Wednesday 22 June 2016

The Politics of Fear or the politics of Vision



The Brexit debate has been dominated by fear.  Generally fear of immigration, economic fears or fear of rabid racists and bigots gaining power. Sadly it seems to be easier to influence people through fear than it is to influence people through vision.  This is simply because we are all affected by past trauma and restimulated fears.  Unless we can clear past trauma we will all stay stuck. 

So people like Martin Luther King or Gandhi, who proclaim a vision; inspire but in the end do not decisively lead.  My dream for this referendum was that Jeremy Corbyn,  a man of undoubted sanity, vision and ethics compared to most politicians and leaders would share a vision of this country welcoming of refugees and facing the world as an example of political, economic and environmental sanity, with; devolution of power,  and economics based on stability and fairness, not growth. A sort of Iceland and Norway combined with a touch of Costa Rica. 
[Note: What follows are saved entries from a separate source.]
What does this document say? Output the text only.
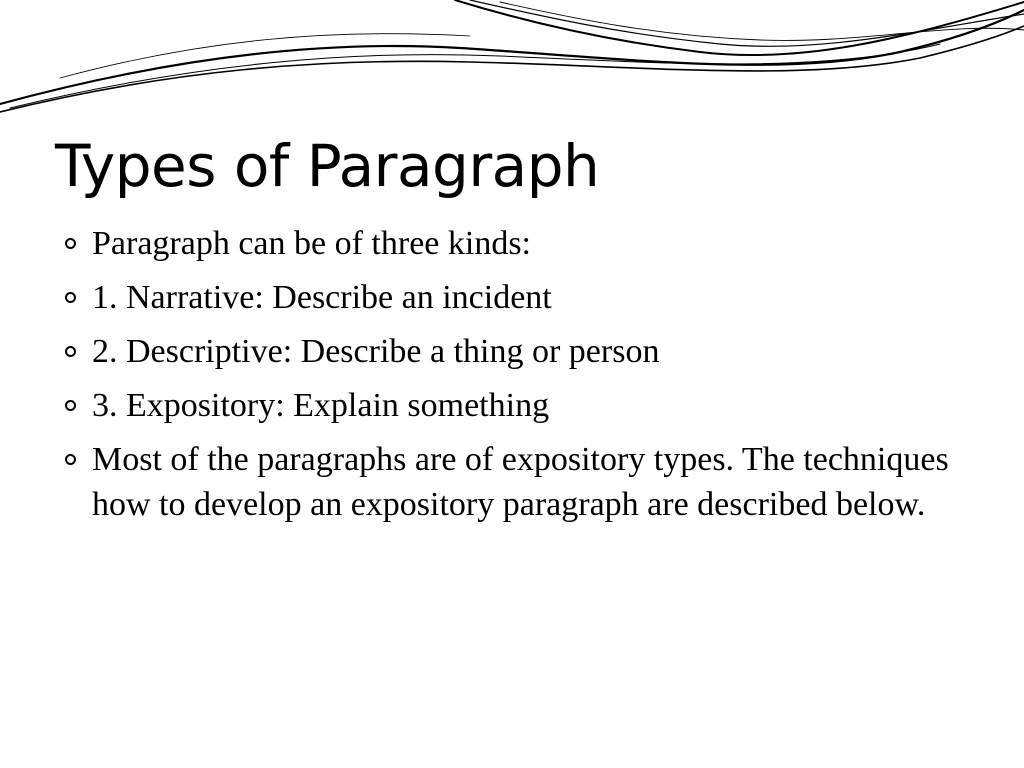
Types of Paragraph
Paragraph can be of three kinds:
1. Narrative: Describe an incident
2. Descriptive: Describe a thing or person
3. Expository: Explain something
Most of the paragraphs are of expository types. The techniques how to develop an expository paragraph are described below.
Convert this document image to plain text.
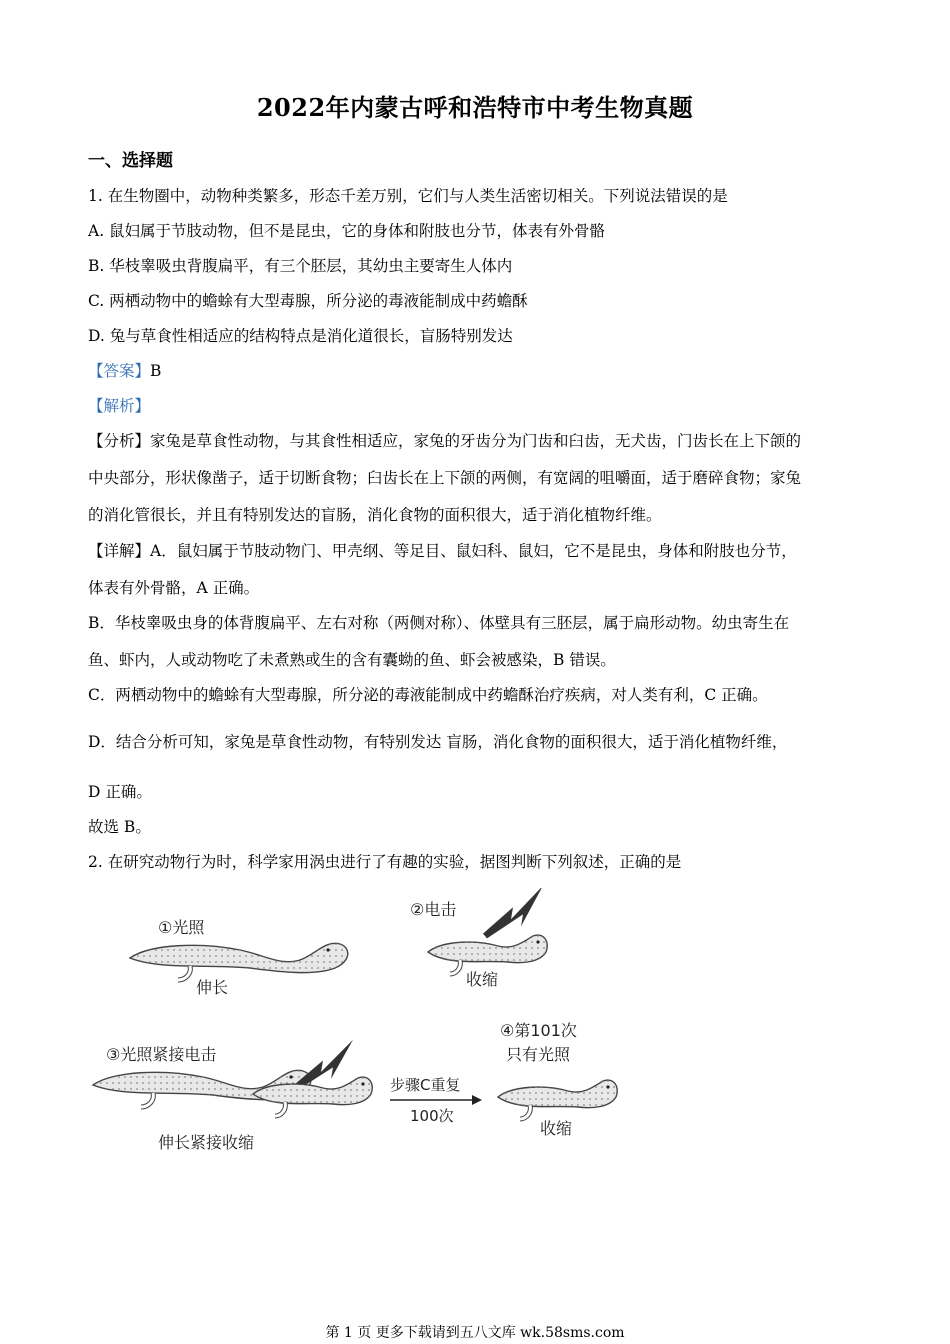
2022年内蒙古呼和浩特市中考生物真题
一、选择题
1. 在生物圈中，动物种类繁多，形态千差万别，它们与人类生活密切相关。下列说法错误的是
A. 鼠妇属于节肢动物，但不是昆虫，它的身体和附肢也分节，体表有外骨骼
B. 华枝睾吸虫背腹扁平，有三个胚层，其幼虫主要寄生人体内
C. 两栖动物中的蟾蜍有大型毒腺，所分泌的毒液能制成中药蟾酥
D. 兔与草食性相适应的结构特点是消化道很长，盲肠特别发达
【答案】B
【解析】
【分析】家兔是草食性动物，与其食性相适应，家兔的牙齿分为门齿和臼齿，无犬齿，门齿长在上下颌的
中央部分，形状像凿子，适于切断食物；臼齿长在上下颌的两侧，有宽阔的咀嚼面，适于磨碎食物；家兔
的消化管很长，并且有特别发达的盲肠，消化食物的面积很大，适于消化植物纤维。
【详解】A．鼠妇属于节肢动物门、甲壳纲、等足目、鼠妇科、鼠妇，它不是昆虫，身体和附肢也分节，
体表有外骨骼，A 正确。
B．华枝睾吸虫身的体背腹扁平、左右对称（两侧对称）、体壁具有三胚层，属于扁形动物。幼虫寄生在
鱼、虾内，人或动物吃了未煮熟或生的含有囊蚴的鱼、虾会被感染，B 错误。
C．两栖动物中的蟾蜍有大型毒腺，所分泌的毒液能制成中药蟾酥治疗疾病，对人类有利，C 正确。
D．结合分析可知，家兔是草食性动物，有特别发达 盲肠，消化食物的面积很大，适于消化植物纤维，
D 正确。
故选 B。
2. 在研究动物行为时，科学家用涡虫进行了有趣的实验，据图判断下列叙述，正确的是
①光照
伸长
②电击
收缩
③光照紧接电击
伸长紧接收缩
步骤C重复
100次
④第101次
只有光照
收缩
第 1 页 更多下载请到五八文库 wk.58sms.com
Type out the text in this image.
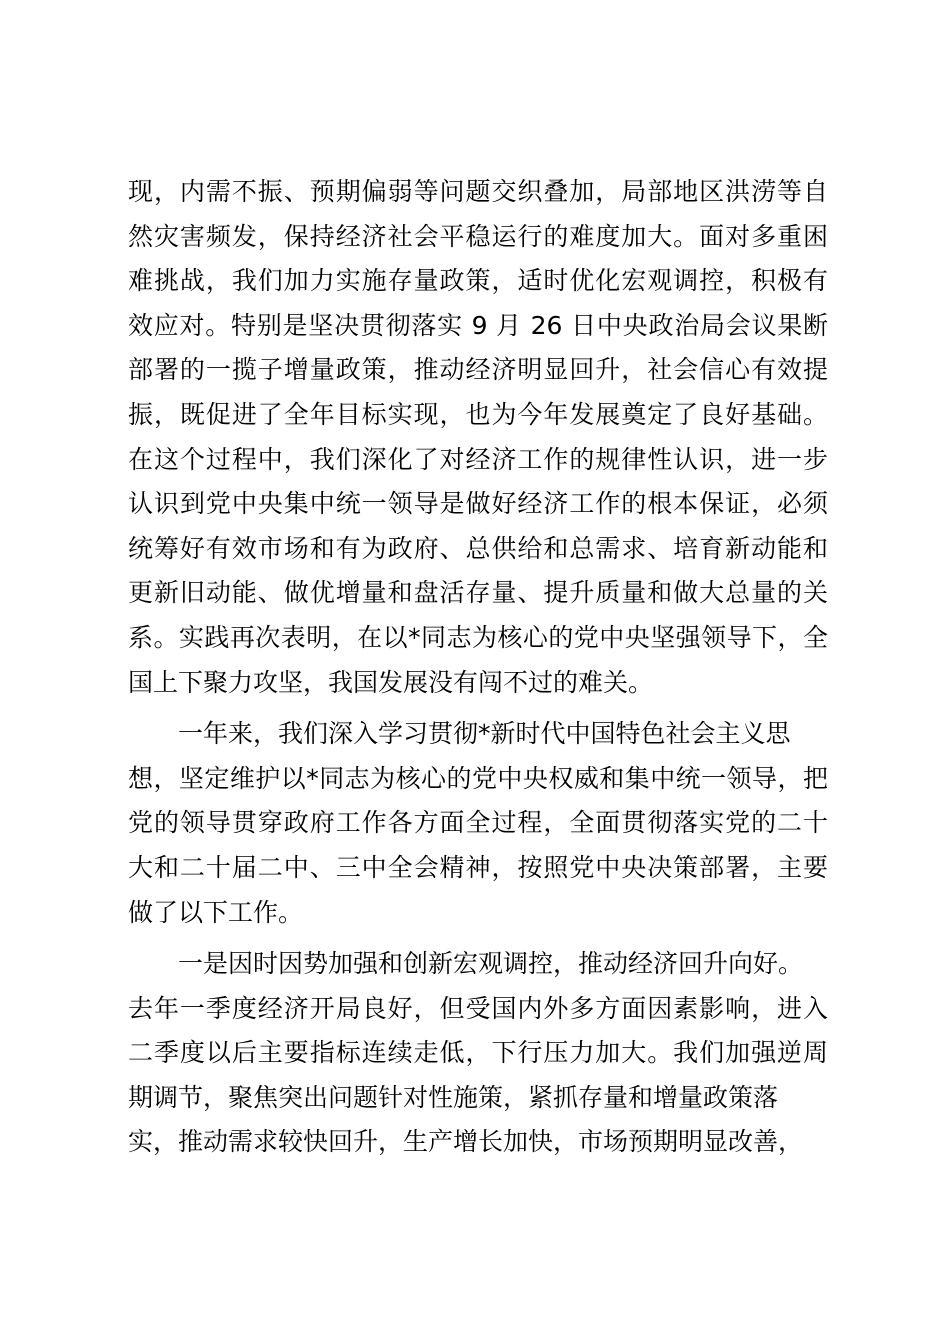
现，内需不振、预期偏弱等问题交织叠加，局部地区洪涝等自
然灾害频发，保持经济社会平稳运行的难度加大。面对多重困
难挑战，我们加力实施存量政策，适时优化宏观调控，积极有
效应对。特别是坚决贯彻落实 9 月 26 日中央政治局会议果断
部署的一揽子增量政策，推动经济明显回升，社会信心有效提
振，既促进了全年目标实现，也为今年发展奠定了良好基础。
在这个过程中，我们深化了对经济工作的规律性认识，进一步
认识到党中央集中统一领导是做好经济工作的根本保证，必须
统筹好有效市场和有为政府、总供给和总需求、培育新动能和
更新旧动能、做优增量和盘活存量、提升质量和做大总量的关
系。实践再次表明，在以*同志为核心的党中央坚强领导下，全
国上下聚力攻坚，我国发展没有闯不过的难关。
一年来，我们深入学习贯彻*新时代中国特色社会主义思
想，坚定维护以*同志为核心的党中央权威和集中统一领导，把
党的领导贯穿政府工作各方面全过程，全面贯彻落实党的二十
大和二十届二中、三中全会精神，按照党中央决策部署，主要
做了以下工作。
一是因时因势加强和创新宏观调控，推动经济回升向好。
去年一季度经济开局良好，但受国内外多方面因素影响，进入
二季度以后主要指标连续走低，下行压力加大。我们加强逆周
期调节，聚焦突出问题针对性施策，紧抓存量和增量政策落
实，推动需求较快回升，生产增长加快，市场预期明显改善，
The world is certainly safer with small independent countries rather than large power-blocks. Most of the world’s problems are global not regional; not even a region as big as Europe.  I am amazed how many people would rather play on fears or on personalities rather than on vision.  To say that you cannot be in favour of Brexit because many very unsavoury people are, is like me saying I can’t be a vegetarian because Hitler was.  There are ways of clearing trauma at an individual level and collectively. Such healing will be necessary after the referendum whatever the result.  

Wednesday 15 June 2016

Why I will be voting for Brexit....

....because I am a citizen of the world,
.....because big power blocks cause more disruption on the planet than lots of small ones,
         (uniting the States may have stopped Texas invading Alabama but it created the USA)
.....because imperfect democracy is the best system we have got and the EU simply isn't democratic,
         (its not democratic because Hitler was voted in to power so they are suspicious of it );
.....because the only natural boundary for Britain is the sea; the next boundary is the planet;
.....because there is no natural entity called Europe; where is its eastern edge, Turkey, Jordan...?
.....because whatever happens we are still an island exactly the same distance off  mainland Europe;
.....because Iceland (not in the EU) has managed to jail the bankers, wipe out debt and has the fastest growing economy since 2007;
.....because Norway (not in the EU) is a very peaceful and civilised country without the extremes of wealth and poverty found in UK;
.....because larger aggregates of power increase complexity and are therefore anti-democratic;
.....because all the real problems are global not local and best tackled by global institutions like the United Nations;
.....because large power blocks increase alienation and therefore violence or apathy, 
            (how many people know the name of their MEP or understand anything about the European Parliament - it can't even propose laws).

In fact, the real issues are nothing to do with immigration or economics which all boil down to numbers.  It is about a vision of where we as a human race are heading and the institutions that can support that. Of course saying you are in favour of Brexit risks being seen to be alongside; bigots, racists, fascists, Little Englanders, people who want to live in the past, Boris Johnson, Nigel Farage and numerous other odious characters.

Europe probably needs the UK and if we leave it may collapse in chaos or become more fascist (in a rather bureaucratic way). If we leave then it is likely to strengthen intolerance at home rather than a global perspective. 

I hate the fact that the debate is so polarised into two side both of which I dislike as people and arguments based in fear. Voting on my vision for the world; I would definitely vote to leave the EU and want Britain to adopt the sort of policies that Iceland has.  Voting on a strategic basis about which lot I think are the least harmful, I'm unsure but on balance I think I will still vote to leave.